Солнечная ночь – глава 9
С самого детства я привык рисовать в тишине, поэтому не особо любил что-либо, связанное со звуками. Музыка, фильмы и телевидение как-то проходили мимо меня. Вместо этого мне нравилось время от времени слышать обычные звуки повседневной жизни. Например, беспорядочный и шумный гул людей в разгар дня, когда я находился в своей тихой мастерской. Однако быть частью этого шума мне не хотелось.
После нескольких выставок в галерее Фреда, с которым у меня был контракт, мне, как главному действующему лицу, пришлось появиться на одном мероприятии. Это была самая обычная коктейльная вечеринка, но час, проведённый там, казался настоящей пыткой. Болтовня гостей сливалась в единый гул, который заглушал даже внутреннюю тревогу от пристального внимания, направленного на меня, – я будто оказался в центре торнадо. С тех пор, несмотря на угрозы представителя галереи, Анны, я больше не появлялся на подобных вечерах. К счастью, это списали на эксцентричность, свойственную художникам.

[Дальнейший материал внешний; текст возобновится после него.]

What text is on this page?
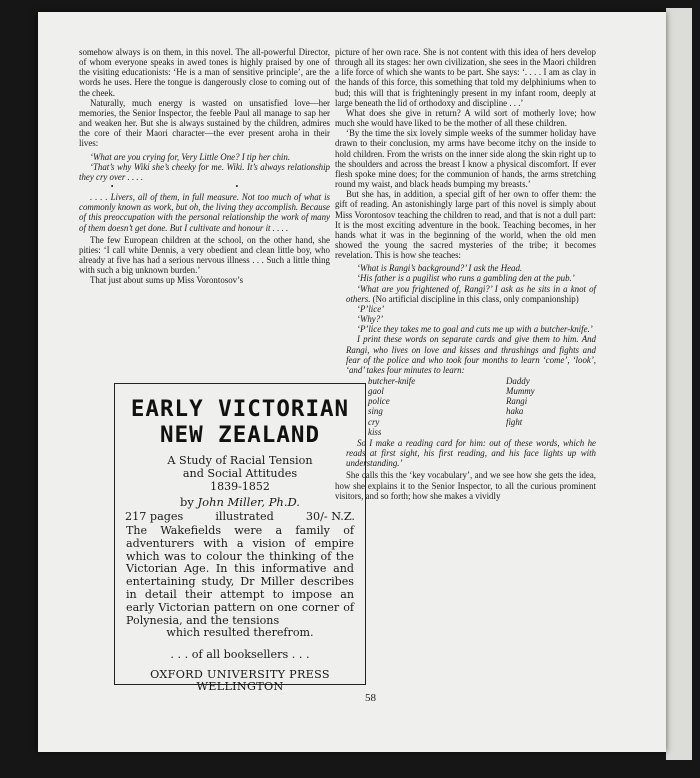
somehow always is on them, in this novel. The all-powerful Director, of whom everyone speaks in awed tones is highly praised by one of the visiting educationists: ‘He is a man of sensitive principle’, are the words he uses. Here the tongue is dangerously close to coming out of the cheek.

Naturally, much energy is wasted on unsatisfied love—her memories, the Senior Inspector, the feeble Paul all manage to sap her and weaken her. But she is always sustained by the children, admires the core of their Maori character—the ever present aroha in their lives:

‘What are you crying for, Very Little One? I tip her chin.

‘That’s why Wiki she’s cheeky for me. Wiki. It’s always relationship they cry over . . . .

• •

. . . . Livers, all of them, in full measure. Not too much of what is commonly known as work, but oh, the living they accomplish. Because of this preoccupation with the personal relationship the work of many of them doesn’t get done. But I cultivate and honour it . . . .

The few European children at the school, on the other hand, she pities: ‘I call white Dennis, a very obedient and clean little boy, who already at five has had a serious nervous illness . . . Such a little thing with such a big unknown burden.’

That just about sums up Miss Vorontosov’s

EARLY VICTORIAN
NEW ZEALAND
A Study of Racial Tension
and Social Attitudes
1839-1852
by John Miller, Ph.D.
217 pages	illustrated	30/- N.Z.
The Wakefields were a family of adventurers with a vision of empire which was to colour the thinking of the Victorian Age. In this informative and entertaining study, Dr Miller describes in detail their attempt to impose an early Victorian pattern on one corner of Polynesia, and the tensions
which resulted therefrom.
. . . of all booksellers . . .
OXFORD UNIVERSITY PRESS
WELLINGTON

picture of her own race. She is not content with this idea of hers develop through all its stages: her own civilization, she sees in the Maori children a life force of which she wants to be part. She says: ‘. . . . I am as clay in the hands of this force, this something that told my delphiniums when to bud; this will that is frighteningly present in my infant room, deeply at large beneath the lid of orthodoxy and discipline . . .’

What does she give in return? A wild sort of motherly love; how much she would have liked to be the mother of all these children.

‘By the time the six lovely simple weeks of the summer holiday have drawn to their conclusion, my arms have become itchy on the inside to hold children. From the wrists on the inner side along the skin right up to the shoulders and across the breast I know a physical discomfort. If ever flesh spoke mine does; for the communion of hands, the arms stretching round my waist, and black heads bumping my breasts.’

But she has, in addition, a special gift of her own to offer them: the gift of reading. An astonishingly large part of this novel is simply about Miss Vorontosov teaching the children to read, and that is not a dull part: It is the most exciting adventure in the book. Teaching becomes, in her hands what it was in the beginning of the world, when the old men showed the young the sacred mysteries of the tribe; it becomes revelation. This is how she teaches:

‘What is Rangi’s background?’ I ask the Head.

‘His father is a pugilist who runs a gambling den at the pub.’

‘What are you frightened of, Rangi?’ I ask as he sits in a knot of others. (No artificial discipline in this class, only companionship)

‘P’lice’

‘Why?’

‘P’lice they takes me to goal and cuts me up with a butcher-knife.’

I print these words on separate cards and give them to him. And Rangi, who lives on love and kisses and thrashings and fights and fear of the police and who took four months to learn ‘come’, ‘look’, ‘and’ takes four minutes to learn:

butcher-knife	Daddy
gaol	Mummy
police	Rangi
sing	haka
cry	fight
kiss

So I make a reading card for him: out of these words, which he reads at first sight, his first reading, and his face lights up with understanding.’

She calls this the ‘key vocabulary’, and we see how she gets the idea, how she explains it to the Senior Inspector, to all the curious prominent visitors, and so forth; how she makes a vividly

58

Возможно, поэтому я и полюбил ночь. Пусть в темноте краски и блекнут, но покой, который дарит ночная тишина, по-настоящему захватывает. Особенно, когда ты хочешь чем-то насладиться.
Голубое небо и тёмный дом с горящими окнами.
Кто бы мог подумать, что на картине они будут выглядеть настолько гармонично? Если бы не ощущение диссонанса, продиктованное здравым смыслом, их сочетание казалось бы совершенным. И всё же именно это «нереальное совершенство» пугало своей правдоподобностью и вызывало настоящую бурю эмоций. Картина была подобна зеркалу, отражающему любого, кто на неё смотрел.
Низкий, лишённый эмоций голос вернул меня в реальность, и я обернулся. Передо мной стоял мужчина в строгом костюме с перебинтованной правой рукой. Он был выше меня на семь-восемь сантиметров, но из-за расправленных плеч и прямой осанки казался ещё больше. На вид – около тридцати лет. Лицо не классически красивое, но приятное, с аккуратными чертами. Мы встретились взглядами в тусклом коридоре.
Возможно, Бог действительно существует. И чтобы посмеяться над тем, кто в него не верит, он в очередной раз использовал судьбу и случайность.
В его словах чувствовалась сила, а взгляд стал ещё более отстранённым.
Директор какое-то время пристально смотрел на меня, а затем молча направился на второй этаж. Только когда он исчез, я осознал, как быстро бьётся моё сердце. Что это со мной? Приложив руку к груди, я последовал за ним.
Постучав в дверь, я не услышал ответа и спустя несколько секунд осторожно открыл дверь. Он стоял посреди спальни, уже без пиджака, и развязывал галстук здоровой левой рукой. Стоило ли входить? Ему наверняка нужно помочь раздеться, но, как и тётушка днём, я не решался ступить на чёрный ковёр. Как вдруг – плюх – прямо передо мной упал его галстук.
— Откройте дверцу первого шкафа, там стоит корзина.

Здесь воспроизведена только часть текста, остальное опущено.